Página 12
Colombia autorizó a Estados Unidos para realizar operaciones militares conjuntas en su lucha contra el narcotráfico, según afirmó desde Panamá el secretario de Defensa estadounidense, Pete Hegseth.
El anuncio de esta cooperación marca el ingreso formal del nuevo gobierno del ultraderechista Abelardo de la Espriella al Escudo de las Américas, una coalición antidrogas integrada por una veintena de países de América latina y el Caribe, liderada por el presidente Donald Trump.
Hegseth, el jefe del Pentágono, señaló que “a través de su nuevo presidente, Colombia ya ha solicitado que el Departamento de Guerra se una a Colombia en su lucha contra el narcoterrorismo, autorizando operaciones militares conjuntas”.
De la Espriella prometió “combatir sin tregua al narcoterrorismo” y descartó cualquier negociación de paz con los grupos armados que sumieron al país sudamericano en su peor crisis de violencia en la última década.

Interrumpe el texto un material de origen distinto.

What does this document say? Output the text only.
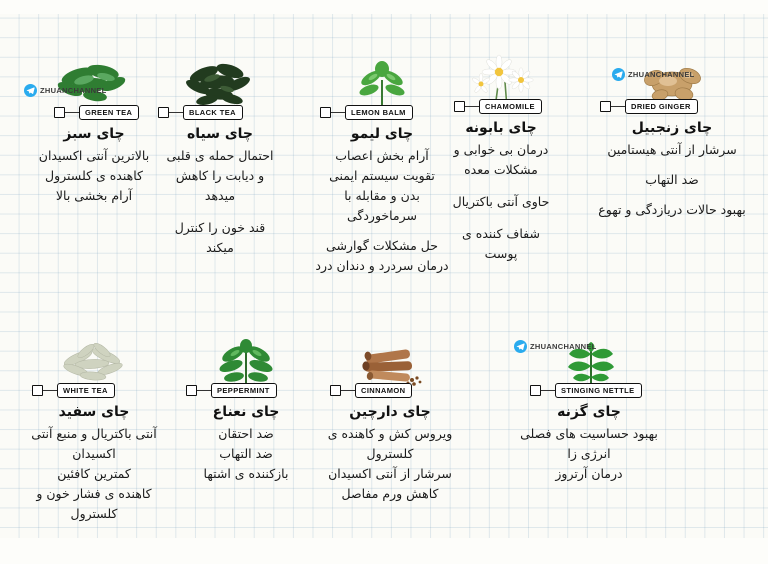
ZHUANCHANNEL
GREEN TEA
چای سبز
بالاترین آنتی اکسیدان
کاهنده ی کلسترول
آرام بخشی بالا
BLACK TEA
چای سیاه
احتمال حمله ی قلبی
و دیابت را کاهش
میدهد
قند خون را کنترل
میکند
LEMON BALM
چای لیمو
آرام بخش اعصاب
تقویت سیستم ایمنی
بدن و مقابله با
سرماخوردگی
حل مشکلات گوارشی
درمان سردرد و دندان درد
CHAMOMILE
چای بابونه
درمان بی خوابی و
مشکلات معده
حاوی آنتی باکتریال
شفاف کننده ی
پوست
ZHUANCHANNEL
DRIED GINGER
چای زنجبیل
سرشار از آنتی هیستامین
ضد التهاب
بهبود حالات دریازدگی و تهوع
WHITE TEA
چای سفید
آنتی باکتریال و منبع آنتی
اکسیدان
کمترین کافئین
کاهنده ی فشار خون و
کلسترول
PEPPERMINT
چای نعناع
ضد احتقان
ضد التهاب
بازکننده ی اشتها
CINNAMON
چای دارچین
ویروس کش و کاهنده ی
کلسترول
سرشار از آنتی اکسیدان
کاهش ورم مفاصل
ZHUANCHANNEL
STINGING NETTLE
چای گزنه
بهبود حساسیت های فصلی
انرژی زا
درمان آرتروز
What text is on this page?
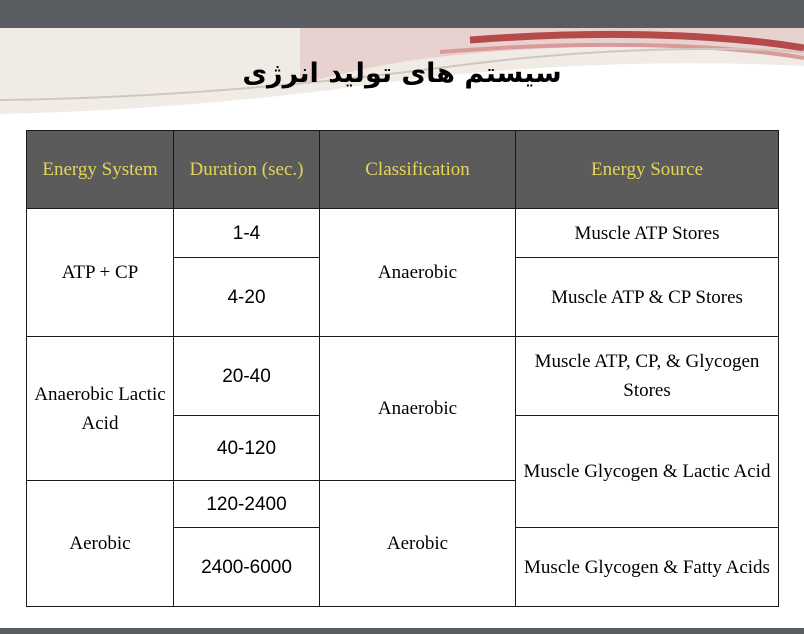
سیستم های تولید انرژی
Energy System	Duration (sec.)	Classification	Energy Source
ATP + CP	1-4	Anaerobic	Muscle ATP Stores
	4-20		Muscle ATP & CP Stores
Anaerobic Lactic Acid	20-40	Anaerobic	Muscle ATP, CP, & Glycogen Stores
	40-120		Muscle Glycogen & Lactic Acid
Aerobic	120-2400	Aerobic	
	2400-6000		Muscle Glycogen & Fatty Acids
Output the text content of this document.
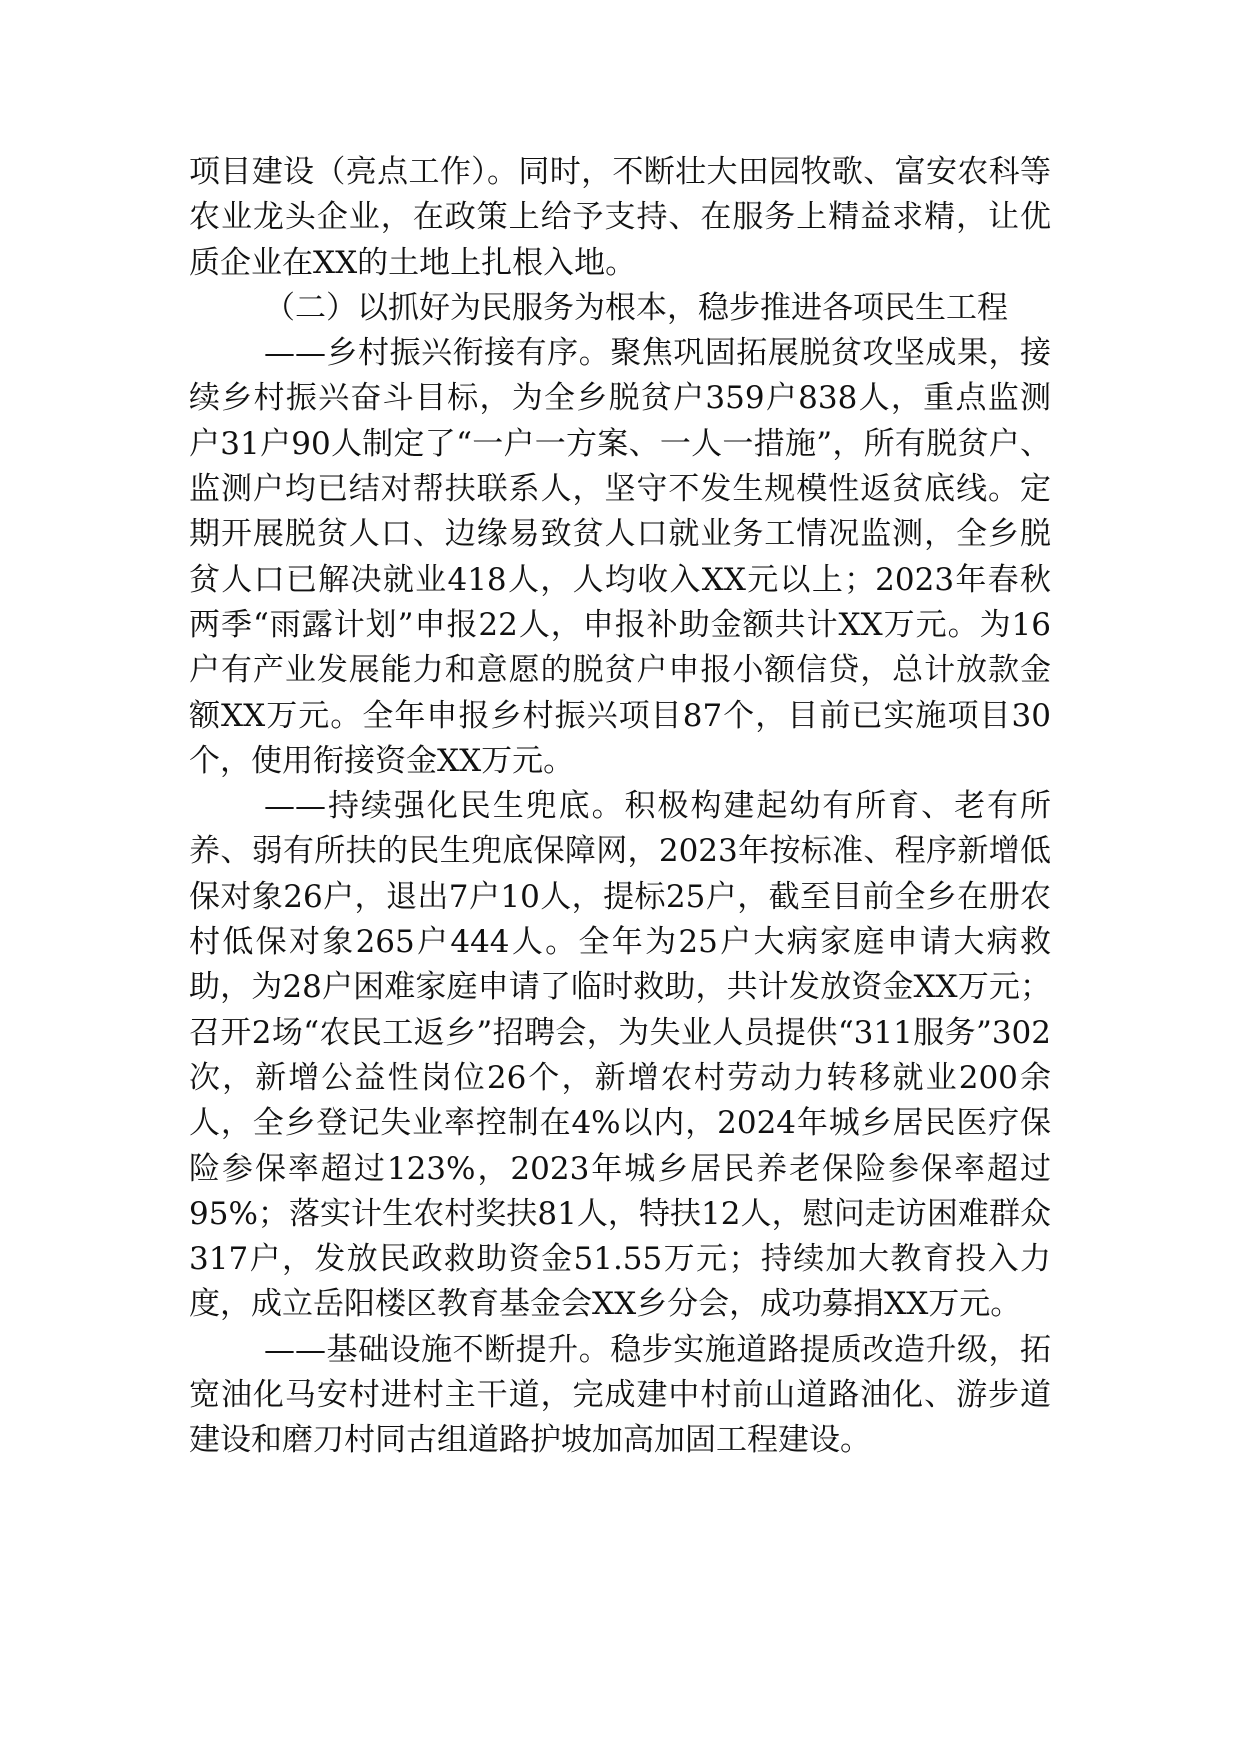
项目建设（亮点工作）。同时，不断壮大田园牧歌、富安农科等农业龙头企业，在政策上给予支持、在服务上精益求精，让优质企业在XX的土地上扎根入地。

（二）以抓好为民服务为根本，稳步推进各项民生工程

——乡村振兴衔接有序。聚焦巩固拓展脱贫攻坚成果，接续乡村振兴奋斗目标，为全乡脱贫户359户838人，重点监测户31户90人制定了“一户一方案、一人一措施”，所有脱贫户、监测户均已结对帮扶联系人，坚守不发生规模性返贫底线。定期开展脱贫人口、边缘易致贫人口就业务工情况监测，全乡脱贫人口已解决就业418人，人均收入XX元以上；2023年春秋两季“雨露计划”申报22人，申报补助金额共计XX万元。为16户有产业发展能力和意愿的脱贫户申报小额信贷，总计放款金额XX万元。全年申报乡村振兴项目87个，目前已实施项目30个，使用衔接资金XX万元。

——持续强化民生兜底。积极构建起幼有所育、老有所养、弱有所扶的民生兜底保障网，2023年按标准、程序新增低保对象26户，退出7户10人，提标25户，截至目前全乡在册农村低保对象265户444人。全年为25户大病家庭申请大病救助，为28户困难家庭申请了临时救助，共计发放资金XX万元；召开2场“农民工返乡”招聘会，为失业人员提供“311服务”302次，新增公益性岗位26个，新增农村劳动力转移就业200余人，全乡登记失业率控制在4%以内，2024年城乡居民医疗保险参保率超过123%，2023年城乡居民养老保险参保率超过95%；落实计生农村奖扶81人，特扶12人，慰问走访困难群众317户，发放民政救助资金51.55万元；持续加大教育投入力度，成立岳阳楼区教育基金会XX乡分会，成功募捐XX万元。

——基础设施不断提升。稳步实施道路提质改造升级，拓宽油化马安村进村主干道，完成建中村前山道路油化、游步道建设和磨刀村同古组道路护坡加高加固工程建设。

Washington tiene previsto destinar mil millones de dólares para invertir en seguridad en Colombia, el mayor productor de cocaína del mundo. Estados Unidos es, a su vez, el principal consumidor. Colombia alberga a unos 25 mil integrantes de grupos armados ilegales, que se financian del narcotráfico, la minería ilegal y la extorsión, según un informe de la Fundación Ideas para la Paz.
El Escudo de las Américas
El acuerdo para ingresar al Escudo de las Américas fue formalizado el miércoles, durante un evento en Panamá, por el secretario Hegseth y el ministro de Defensa, Jorge Mora, quienes firmaron un memorando de entendimiento para la adhesión de Colombia en compañía del senador republicano Bernie Moreno.
La decisión “reafirma el compromiso de Colombia con una respuesta hemisférica coordinada frente al terrorismo, el narcotráfico, el crimen organizado transnacional y las demás amenazas que afectan la seguridad, la estabilidad y la prosperidad” de la región, dijo el ministerio de Defensa en un comunicado.
El acuerdo representa un giro en las relaciones diplomáticas entre ambos países, tras los constantes choques que el expresidente izquierdista Gustavo Petro mantuvo con Trump.
En un mensaje en redes sociales, Petro apuntó que, aunque no es contrario a la colaboración en materia de lucha mundial contra el narcotráfico y otras formas de crimen internacional, “eso no significa permiso para que extranjeros vengan a matar colombianos” y remarcó que “quien autoriza no es el presidente, según la Constitución, sino el Senado de la República y, en su defecto, el Consejo de Estado”.
La llegada de De la Espriella al poder recompuso la alianza entre Colombia y Estados Unidos, que por años fueron los mayores aliados militares de la región contra el narcotráfico y las guerrillas de izquierda. En las dos últimas décadas ambos países desplegaron el Plan Colombia y el Plan Patriota, ofensivas a las que EE.UU. destinó miles de millones de dólares y debilitaron a los grupos rebeldes, pero no frenaron el tráfico de cocaína.